Com o resultado favorável nos tribunais, o Flamengo-PI correu contra o tempo para definir sua nova comissão técnica, visto que o treinador da equipe em 2021, Aníbal Lemos, deixou o clube para assumir o comando do sub-23 do Fluminense-PI, e os jogadores que comporão o elenco da próxima temporada. “Estamos viabilizando o Flamengo-PI para o Piauiense e vamos tentar buscar o título para, aí sim, capitalizarmos o clube para o ano seguinte, fazendo parcerias com patrocinadores para formar um time forte”, completou o dirigente.

À frente da equipe estará o treinador paulista Jorge Saran, contratado em novembro, com passagens por Mirassol, América-SP, Vila Nova, Londrina e categorias de base do Corinthians. Seu último trabalho foi na Jataiense, que disputou o Campeonato Goiano em 2021.

Ao desembarcar no Piauí no início de dezembro, Saran demonstrou confiança em ajudar o Rubro-Negro a recuperar seu prestígio nos cenários estadual e nacional. “Sobre decidir título do Piauiense, não é só sonho do torcedor, mas meu, da comissão técnica e dos jogadores. Vamos fazer de tudo, um trabalho diferenciado. Para isso acontecer, a gente vai precisar do apoio de todos os torcedores do Flamengo-PI. Tenho certeza que vão estar com a gente ao ver que o trabalho é sério”, declarou.
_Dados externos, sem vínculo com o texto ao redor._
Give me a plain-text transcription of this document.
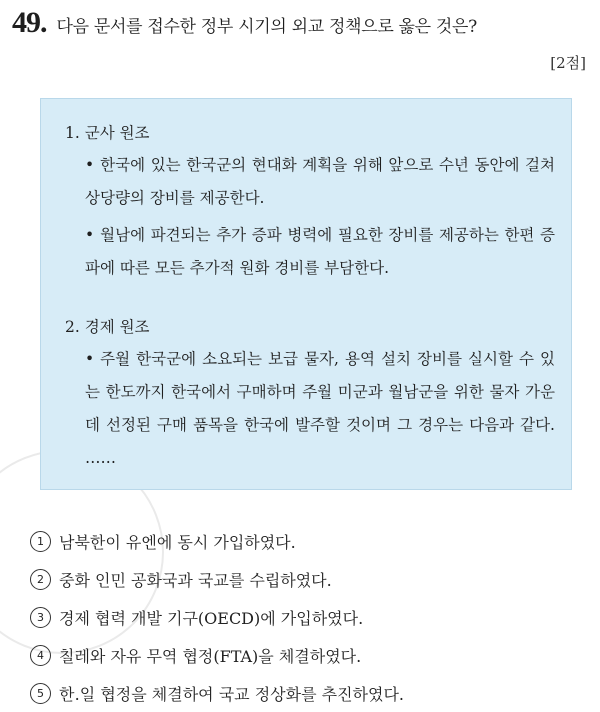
49. 다음 문서를 접수한 정부 시기의 외교 정책으로 옳은 것은?
[2점]
1. 군사 원조
• 한국에 있는 한국군의 현대화 계획을 위해 앞으로 수년 동안에 걸쳐 상당량의 장비를 제공한다.
• 월남에 파견되는 추가 증파 병력에 필요한 장비를 제공하는 한편 증파에 따른 모든 추가적 원화 경비를 부담한다.
2. 경제 원조
• 주월 한국군에 소요되는 보급 물자, 용역 설치 장비를 실시할 수 있는 한도까지 한국에서 구매하며 주월 미군과 월남군을 위한 물자 가운데 선정된 구매 품목을 한국에 발주할 것이며 그 경우는 다음과 같다. ……
1 남북한이 유엔에 동시 가입하였다.
2 중화 인민 공화국과 국교를 수립하였다.
3 경제 협력 개발 기구(OECD)에 가입하였다.
4 칠레와 자유 무역 협정(FTA)을 체결하였다.
5 한․일 협정을 체결하여 국교 정상화를 추진하였다.
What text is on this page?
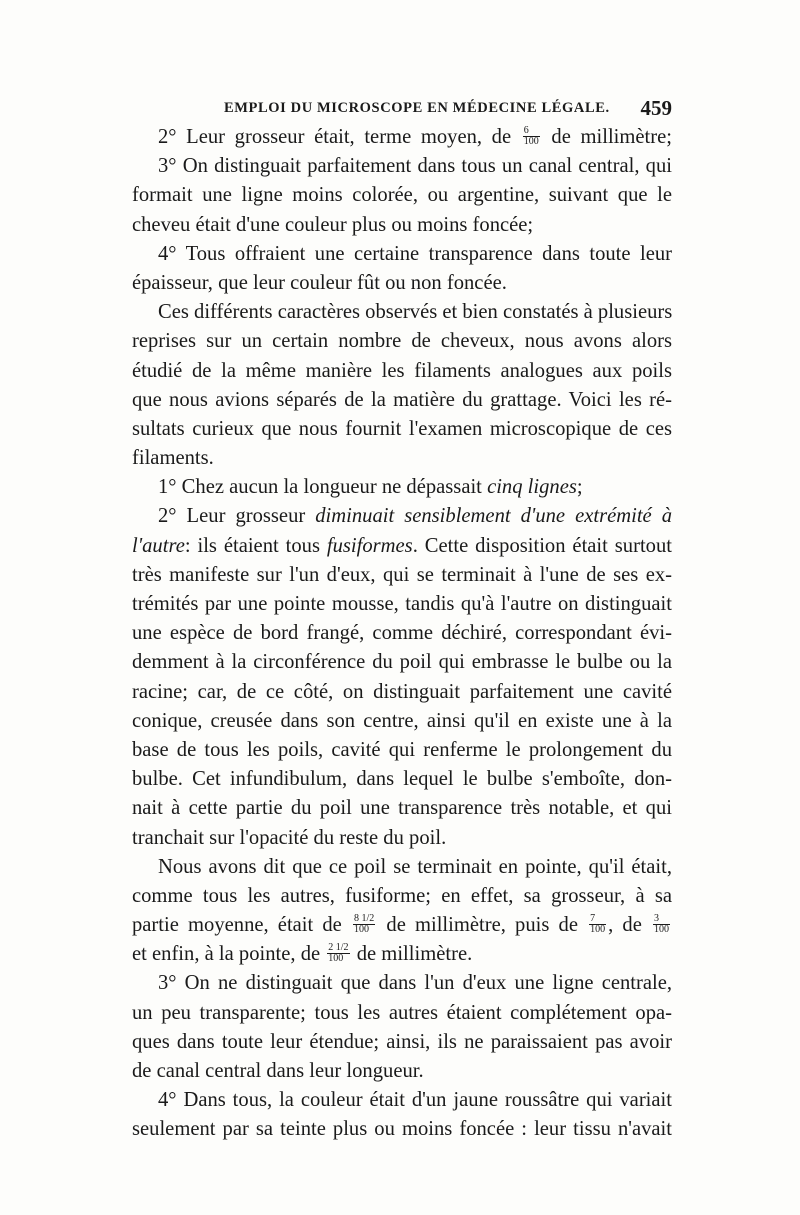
EMPLOI DU MICROSCOPE EN MÉDECINE LÉGALE. 459
2° Leur grosseur était, terme moyen, de $\frac{6}{100}$ de millimètre;
3° On distinguait parfaitement dans tous un canal central, qui
formait une ligne moins colorée, ou argentine, suivant que le
cheveu était d'une couleur plus ou moins foncée;
4° Tous offraient une certaine transparence dans toute leur
épaisseur, que leur couleur fût ou non foncée.
Ces différents caractères observés et bien constatés à plusieurs
reprises sur un certain nombre de cheveux, nous avons alors
étudié de la même manière les filaments analogues aux poils
que nous avions séparés de la matière du grattage. Voici les ré-
sultats curieux que nous fournit l'examen microscopique de ces
filaments.
1° Chez aucun la longueur ne dépassait cinq lignes;
2° Leur grosseur diminuait sensiblement d'une extrémité à
l'autre: ils étaient tous fusiformes. Cette disposition était surtout
très manifeste sur l'un d'eux, qui se terminait à l'une de ses ex-
trémités par une pointe mousse, tandis qu'à l'autre on distinguait
une espèce de bord frangé, comme déchiré, correspondant évi-
demment à la circonférence du poil qui embrasse le bulbe ou la
racine; car, de ce côté, on distinguait parfaitement une cavité
conique, creusée dans son centre, ainsi qu'il en existe une à la
base de tous les poils, cavité qui renferme le prolongement du
bulbe. Cet infundibulum, dans lequel le bulbe s'emboîte, don-
nait à cette partie du poil une transparence très notable, et qui
tranchait sur l'opacité du reste du poil.
Nous avons dit que ce poil se terminait en pointe, qu'il était,
comme tous les autres, fusiforme; en effet, sa grosseur, à sa
partie moyenne, était de $\frac{8 1/2}{100}$ de millimètre, puis de $\frac{7}{100}$ , de $\frac{3}{100}$
et enfin, à la pointe, de $\frac{2 1/2}{100}$ de millimètre.
3° On ne distinguait que dans l'un d'eux une ligne centrale,
un peu transparente; tous les autres étaient complétement opa-
ques dans toute leur étendue; ainsi, ils ne paraissaient pas avoir
de canal central dans leur longueur.
4° Dans tous, la couleur était d'un jaune roussâtre qui variait
seulement par sa teinte plus ou moins foncée : leur tissu n'avait
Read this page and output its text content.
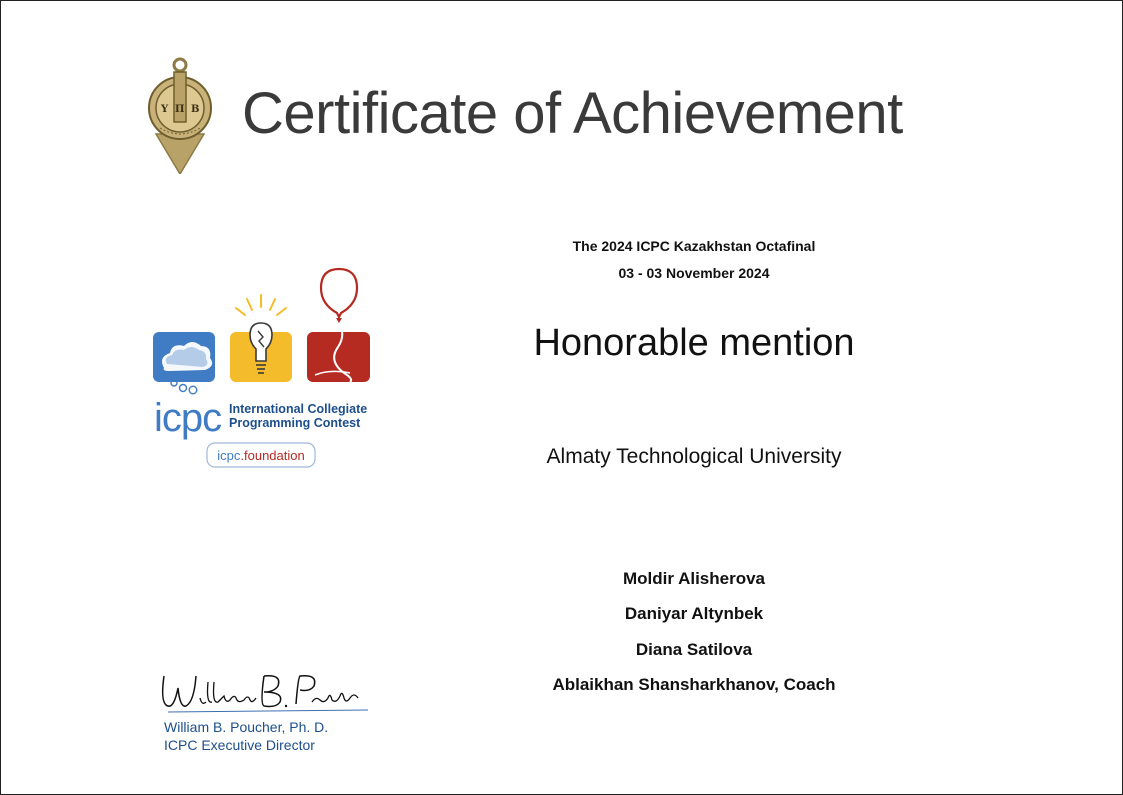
Y Π B Certificate of Achievement
icpc International Collegiate
Programming Contest
icpc.foundation
The 2024 ICPC Kazakhstan Octafinal
03 - 03 November 2024
Honorable mention
Almaty Technological University
Moldir Alisherova
Daniyar Altynbek
Diana Satilova
Ablaikhan Shansharkhanov, Coach
William B. Poucher, Ph. D.
ICPC Executive Director
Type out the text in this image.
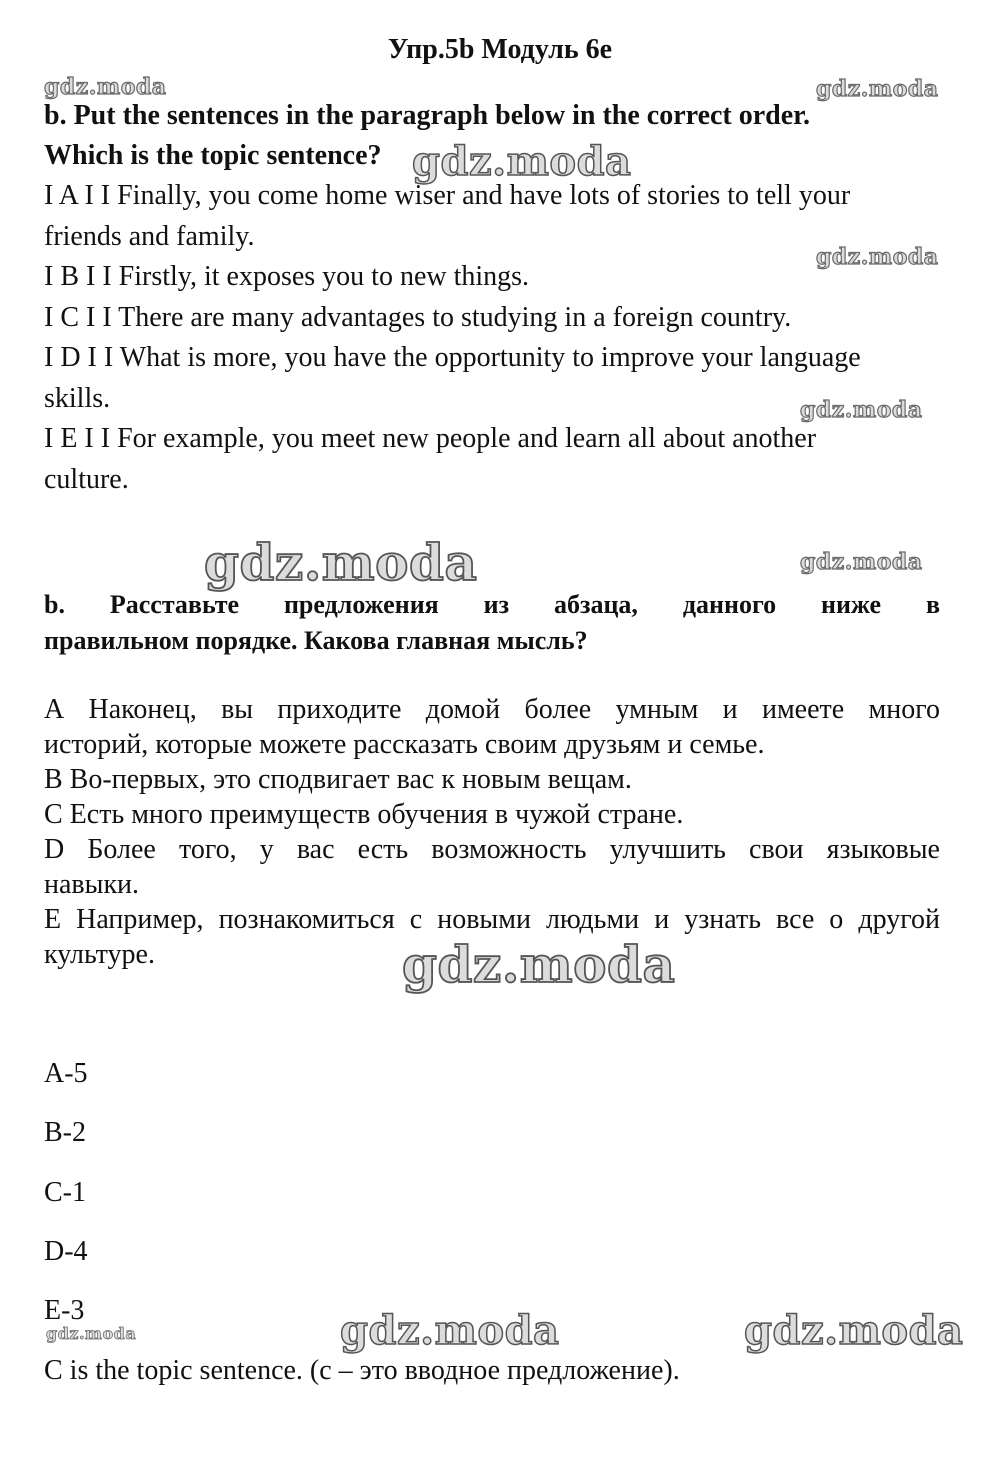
Упр.5b Модуль 6е
b. Put the sentences in the paragraph below in the correct order.
Which is the topic sentence?
I A I I Finally, you come home wiser and have lots of stories to tell your
friends and family.
I B I I Firstly, it exposes you to new things.
I C I I There are many advantages to studying in a foreign country.
I D I I What is more, you have the opportunity to improve your language
skills.
I E I I For example, you meet new people and learn all about another
culture.
b. Расставьте предложения из абзаца, данного ниже в
правильном порядке. Какова главная мысль?
А Наконец, вы приходите домой более умным и имеете много
историй, которые можете рассказать своим друзьям и семье.
В Во-первых, это сподвигает вас к новым вещам.
С Есть много преимуществ обучения в чужой стране.
D Более того, у вас есть возможность улучшить свои языковые
навыки.
Е Например, познакомиться с новыми людьми и узнать все о другой
культуре.
A-5
B-2
C-1
D-4
E-3
C is the topic sentence. (с – это вводное предложение).
gdz.moda	gdz.moda
gdz.moda
gdz.moda
gdz.moda
gdz.moda	gdz.moda
gdz.moda
gdz.moda	gdz.moda	gdz.moda
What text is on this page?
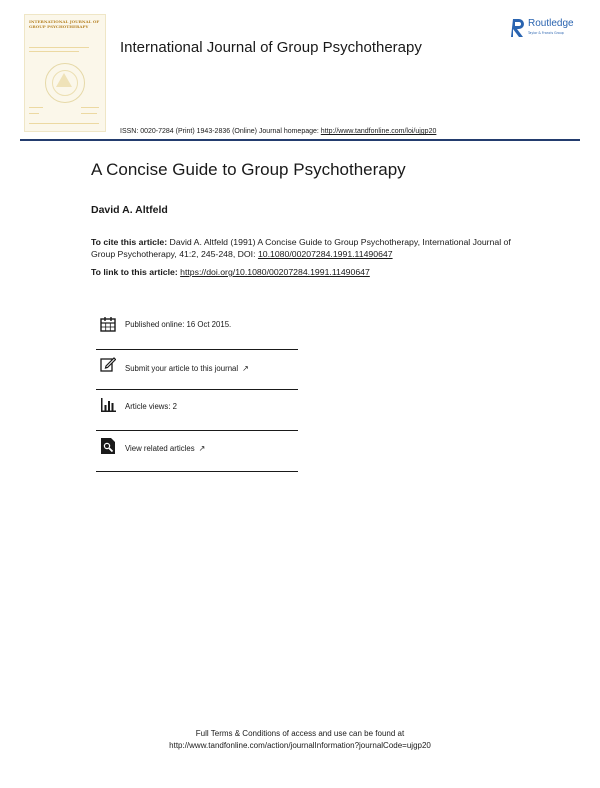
INTERNATIONAL JOURNAL OF GROUP PSYCHOTHERAPY
International Journal of Group Psychotherapy
Routledge
Taylor & Francis Group
ISSN: 0020-7284 (Print) 1943-2836 (Online) Journal homepage: http://www.tandfonline.com/loi/ujgp20
A Concise Guide to Group Psychotherapy
David A. Altfeld
To cite this article: David A. Altfeld (1991) A Concise Guide to Group Psychotherapy, International Journal of Group Psychotherapy, 41:2, 245-248, DOI: 10.1080/00207284.1991.11490647
To link to this article: https://doi.org/10.1080/00207284.1991.11490647
Published online: 16 Oct 2015.
Submit your article to this journal ↗
Article views: 2
View related articles ↗
Full Terms & Conditions of access and use can be found at
http://www.tandfonline.com/action/journalInformation?journalCode=ujgp20
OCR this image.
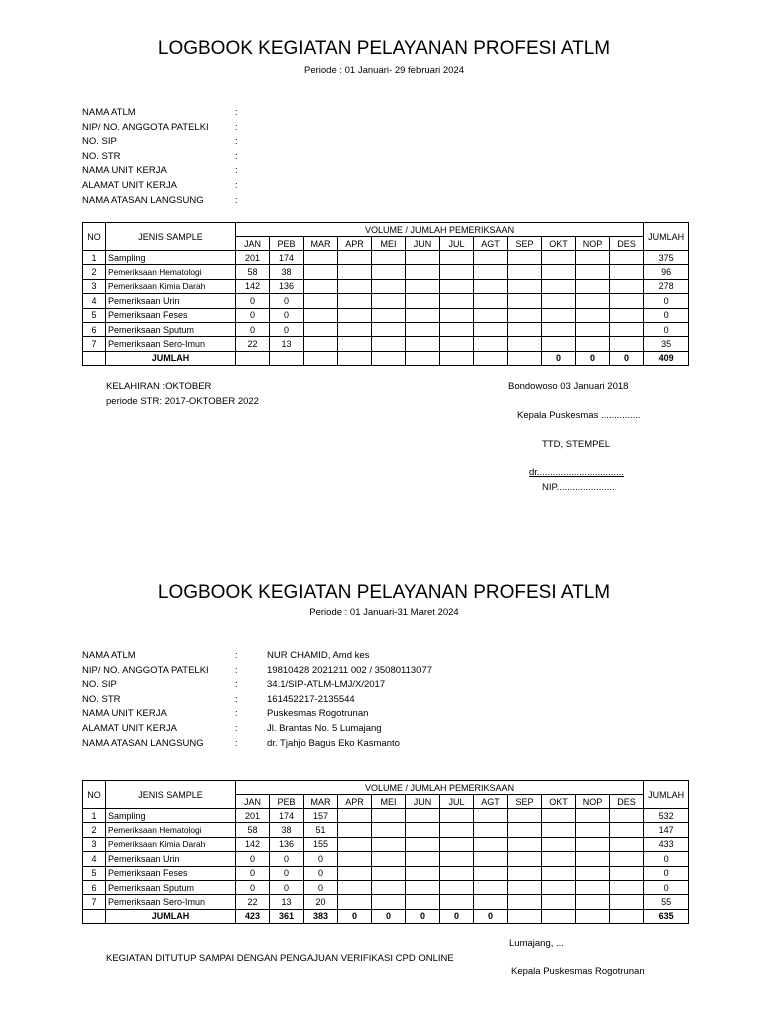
LOGBOOK KEGIATAN PELAYANAN PROFESI ATLM
Periode : 01 Januari- 29 februari 2024
NAMA ATLM	:
NIP/ NO. ANGGOTA PATELKI	:
NO. SIP	:
NO. STR	:
NAMA UNIT KERJA	:
ALAMAT UNIT KERJA	:
NAMA ATASAN LANGSUNG	:
NO	JENIS SAMPLE	VOLUME / JUMLAH PEMERIKSAAN												JUMLAH
		JAN	PEB	MAR	APR	MEI	JUN	JUL	AGT	SEP	OKT	NOP	DES	
1	Sampling	201	174											375
2	Pemeriksaan Hematologi	58	38											96
3	Pemeriksaan Kimia Darah	142	136											278
4	Pemeriksaan Urin	0	0											0
5	Pemeriksaan Feses	0	0											0
6	Pemeriksaan Sputum	0	0											0
7	Pemeriksaan Sero-Imun	22	13											35
	JUMLAH										0	0	0	409
KELAHIRAN :OKTOBER
periode STR: 2017-OKTOBER 2022
Bondowoso 03 Januari 2018
Kepala Puskesmas ...............
TTD, STEMPEL
dr.................................
NIP......................
LOGBOOK KEGIATAN PELAYANAN PROFESI ATLM
Periode : 01 Januari-31 Maret 2024
NAMA ATLM	:	NUR CHAMID, Amd kes
NIP/ NO. ANGGOTA PATELKI	:	19810428 2021211 002 / 35080113077
NO. SIP	:	34.1/SIP-ATLM-LMJ/X/2017
NO. STR	:	161452217-2135544
NAMA UNIT KERJA	:	Puskesmas Rogotrunan
ALAMAT UNIT KERJA	:	Jl. Brantas No. 5 Lumajang
NAMA ATASAN LANGSUNG	:	dr. Tjahjo Bagus Eko Kasmanto
NO	JENIS SAMPLE	VOLUME / JUMLAH PEMERIKSAAN												JUMLAH
		JAN	PEB	MAR	APR	MEI	JUN	JUL	AGT	SEP	OKT	NOP	DES	
1	Sampling	201	174	157										532
2	Pemeriksaan Hematologi	58	38	51										147
3	Pemeriksaan Kimia Darah	142	136	155										433
4	Pemeriksaan Urin	0	0	0										0
5	Pemeriksaan Feses	0	0	0										0
6	Pemeriksaan Sputum	0	0	0										0
7	Pemeriksaan Sero-Imun	22	13	20										55
	JUMLAH	423	361	383	0	0	0	0	0					635
Lumajang, ...
KEGIATAN DITUTUP SAMPAI DENGAN PENGAJUAN VERIFIKASI CPD ONLINE
Kepala Puskesmas Rogotrunan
Contudo, o novo professor deixa claro que não pretende se envolver nas discussões financeiras e judiciais do clube, preocupando-se apenas com o desempenho da equipe em campo.

Jorge Saran deseja focar apenas no âmbito esportivo do Rubro-Negro (Foto: Rainier Moura/América-SP)

“Ele (presidente) está me dando condições para montar um time forte, então eu tenho que viver o dia a dia. Deixo a questão extracampo para a diretoria resolver, a gente tem que ter jogo de cintura para saber lidar com esse tipo de situação. Está difícil para todo mundo nesses dois anos de pandemia, todo clube passa por situação difícil, com o Flamengo-PI não seria diferente. Se me derem condições para montar um bom time, uma boa estrutura, é o que eu preciso”, salientou.

Sem jogar desde abril deste ano, quando foi derrotado pelo 4 de Julho na última rodada da fase inicial do Piauiense e desperdiçou a chance de se classificar à Série D do Brasileirão, o Flamengo-PI volta aos gramados em janeiro de 2022, quando enfrentará o próprio Gavião Colorado no Lindolfo Monteiro, em Teresina, pela abertura da primeira etapa da competição estadual.

Para Alessandro Soares, ex-jogador que atuou pelo Flamengo-PI por seis temporadas, o Rubro-Negro tem chances de voltar a disputar títulos e conquistar vagas em torneios nacionais. Mas para alcançar esses objetivos precisa se organizar e trabalhar com a sua realidade, em especial na parte financeira.

“A maioria dos clubes do futebol piauiense e nordestino passa por esse tipo de situação. O lado financeiro prejudica muitos times pequenos, mas é planejamento, acho que tem que correr atrás de patrocínio. É muito difícil, principalmente no Piauí, mas devemos acreditar que as equipes piauienses possam alavancar suas posições e o Flamengo-PI também possa crescer”, pontuou.

Escudo do Flamengo-PI é pesado, mas foi fragilizado nos últimos anos (Foto: Divulgação/E.C. Flamengo)

O desfecho do imbróglio na Justiça ainda é incerto, bem como a situação dos cofres do clube. Também não se sabe como as peças adquiridas para a nova temporada se comportarão durante as partidas, muito menos se conseguirão devolver a taça do Piauiense à torcida do Mais Querido. Portanto, o que resta aos entusiastas do Flamengo-PI é somente torcer para que 2022 marque o retorno do Leão às glórias conquistadas no passado.